A última faixa do álbum chama-se “Nômade” e amarra com precisão o espírito do disco. A música traz inspirações em Gilberto Gil, de frases ditas em tom banal pelo mestre baiano enquanto Adriana viajava com ele ao longo da turnê que fizeram juntos na Europa. As falas de Gil (“Não tem o que não dê trabalho” e “Não visto a fama o quanto posso”) são convertidas em verso.

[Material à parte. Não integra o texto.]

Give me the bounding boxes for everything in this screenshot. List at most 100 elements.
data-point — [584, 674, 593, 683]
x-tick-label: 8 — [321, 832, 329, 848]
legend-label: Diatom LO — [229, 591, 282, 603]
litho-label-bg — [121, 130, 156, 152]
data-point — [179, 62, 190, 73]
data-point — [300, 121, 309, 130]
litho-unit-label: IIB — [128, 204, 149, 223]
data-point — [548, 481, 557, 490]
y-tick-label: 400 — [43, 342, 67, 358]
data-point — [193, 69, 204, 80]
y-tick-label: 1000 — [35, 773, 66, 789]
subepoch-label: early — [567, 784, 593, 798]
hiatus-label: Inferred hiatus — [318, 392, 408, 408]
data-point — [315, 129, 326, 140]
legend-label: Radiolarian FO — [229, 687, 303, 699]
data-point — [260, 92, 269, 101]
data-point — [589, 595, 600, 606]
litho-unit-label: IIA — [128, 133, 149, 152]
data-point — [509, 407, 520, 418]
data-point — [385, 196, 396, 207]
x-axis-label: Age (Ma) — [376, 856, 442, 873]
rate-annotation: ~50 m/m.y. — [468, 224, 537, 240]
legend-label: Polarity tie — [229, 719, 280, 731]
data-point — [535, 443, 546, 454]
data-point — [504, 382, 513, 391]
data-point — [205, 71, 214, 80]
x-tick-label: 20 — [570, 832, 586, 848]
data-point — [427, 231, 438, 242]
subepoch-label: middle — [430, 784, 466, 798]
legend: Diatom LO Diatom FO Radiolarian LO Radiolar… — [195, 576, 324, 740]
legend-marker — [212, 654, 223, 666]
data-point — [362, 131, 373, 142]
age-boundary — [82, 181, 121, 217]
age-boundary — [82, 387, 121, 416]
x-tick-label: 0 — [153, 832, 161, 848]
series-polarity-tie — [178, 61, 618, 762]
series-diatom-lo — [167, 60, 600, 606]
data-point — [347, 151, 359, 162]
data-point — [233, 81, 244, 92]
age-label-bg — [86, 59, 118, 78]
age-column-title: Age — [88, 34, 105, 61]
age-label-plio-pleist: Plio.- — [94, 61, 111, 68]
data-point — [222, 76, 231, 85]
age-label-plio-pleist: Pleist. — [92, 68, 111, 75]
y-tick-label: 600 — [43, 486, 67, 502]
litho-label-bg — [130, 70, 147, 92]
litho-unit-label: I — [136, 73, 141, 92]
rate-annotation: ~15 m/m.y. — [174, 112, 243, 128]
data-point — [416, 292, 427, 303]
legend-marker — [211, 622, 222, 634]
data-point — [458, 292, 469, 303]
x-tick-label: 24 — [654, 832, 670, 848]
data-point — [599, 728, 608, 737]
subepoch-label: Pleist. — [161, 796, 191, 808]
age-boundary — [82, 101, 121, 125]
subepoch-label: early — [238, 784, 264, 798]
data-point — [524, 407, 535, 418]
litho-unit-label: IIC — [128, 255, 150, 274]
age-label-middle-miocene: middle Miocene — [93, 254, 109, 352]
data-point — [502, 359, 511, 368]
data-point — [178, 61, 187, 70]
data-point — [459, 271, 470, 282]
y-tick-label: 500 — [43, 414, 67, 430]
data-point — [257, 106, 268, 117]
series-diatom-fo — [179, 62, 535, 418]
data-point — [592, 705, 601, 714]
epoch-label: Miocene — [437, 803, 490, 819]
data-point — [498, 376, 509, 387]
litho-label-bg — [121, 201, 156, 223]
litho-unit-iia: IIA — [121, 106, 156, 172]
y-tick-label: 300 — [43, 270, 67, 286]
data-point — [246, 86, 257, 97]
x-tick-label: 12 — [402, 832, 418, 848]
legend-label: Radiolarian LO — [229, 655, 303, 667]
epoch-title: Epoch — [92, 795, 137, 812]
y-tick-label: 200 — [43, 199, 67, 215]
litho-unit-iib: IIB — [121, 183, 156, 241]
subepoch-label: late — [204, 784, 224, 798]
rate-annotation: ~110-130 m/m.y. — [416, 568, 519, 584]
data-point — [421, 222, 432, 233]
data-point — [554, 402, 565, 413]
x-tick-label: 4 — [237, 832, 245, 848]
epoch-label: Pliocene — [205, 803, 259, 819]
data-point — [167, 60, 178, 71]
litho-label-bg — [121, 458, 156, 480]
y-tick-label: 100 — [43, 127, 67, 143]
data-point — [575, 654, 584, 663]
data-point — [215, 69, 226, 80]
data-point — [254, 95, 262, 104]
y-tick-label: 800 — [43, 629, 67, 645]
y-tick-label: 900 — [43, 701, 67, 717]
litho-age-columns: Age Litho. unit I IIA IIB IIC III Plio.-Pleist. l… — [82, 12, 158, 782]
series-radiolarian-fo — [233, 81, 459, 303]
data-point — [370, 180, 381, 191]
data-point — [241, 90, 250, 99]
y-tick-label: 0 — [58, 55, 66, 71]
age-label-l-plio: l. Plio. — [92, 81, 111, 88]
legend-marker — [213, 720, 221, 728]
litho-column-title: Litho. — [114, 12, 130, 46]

“Não levo nada / Não guardo grana / Não visto a fama / O quanto posso / De vez em quando tenho no bolso a chave do quarto do hotel passado / Não tem o que não dê trabalho // Poeira de estrelas / Neblina fina / Matéria escura / Eu mesmo traço / Não tem o que não dê trabalho”, canta.
Até 2015, Calcanhotto se via andando pelo mundo, mas pensando em voltar para casa. Após a morte da companheira, a cineasta Suzana de Moraes, a percepção sobre a estrada mudou. Não havia mais data certa para voltar e então ela percebeu que não tinha mais volta. Agora era só ir.
Isso, de certa forma, contribui com esse espírito nômade que cerca o álbum, esse saber que o ir precede o voltar e que o estar precede o sair. Para a artista, vestir-se de mudança é uma meta.
“Tem sido uma meta. Tem algumas coisas que são confirmação pra mim. Na pandemia eu vi que eu sou uma pessoa que quer ganhar o mundo. Eu sei disso desde criança, na verdade, sempre tive esse desejo, da estrada, de conhecer as cidades, uma coisa cosmopolita assim. Mas a partir da pandemia ficou mais claro pra mim, o quanto eu preciso estar em movimento, me deslocando. Antes eu viajava para voltar, hoje em dia não mais. A viagem não é a ida, não é a volta, é o caminho. A viagem é a viagem. É uma coisa que eu fui afirmando e reafirmando nos últimos anos”, diz Adriana Calcanhotto.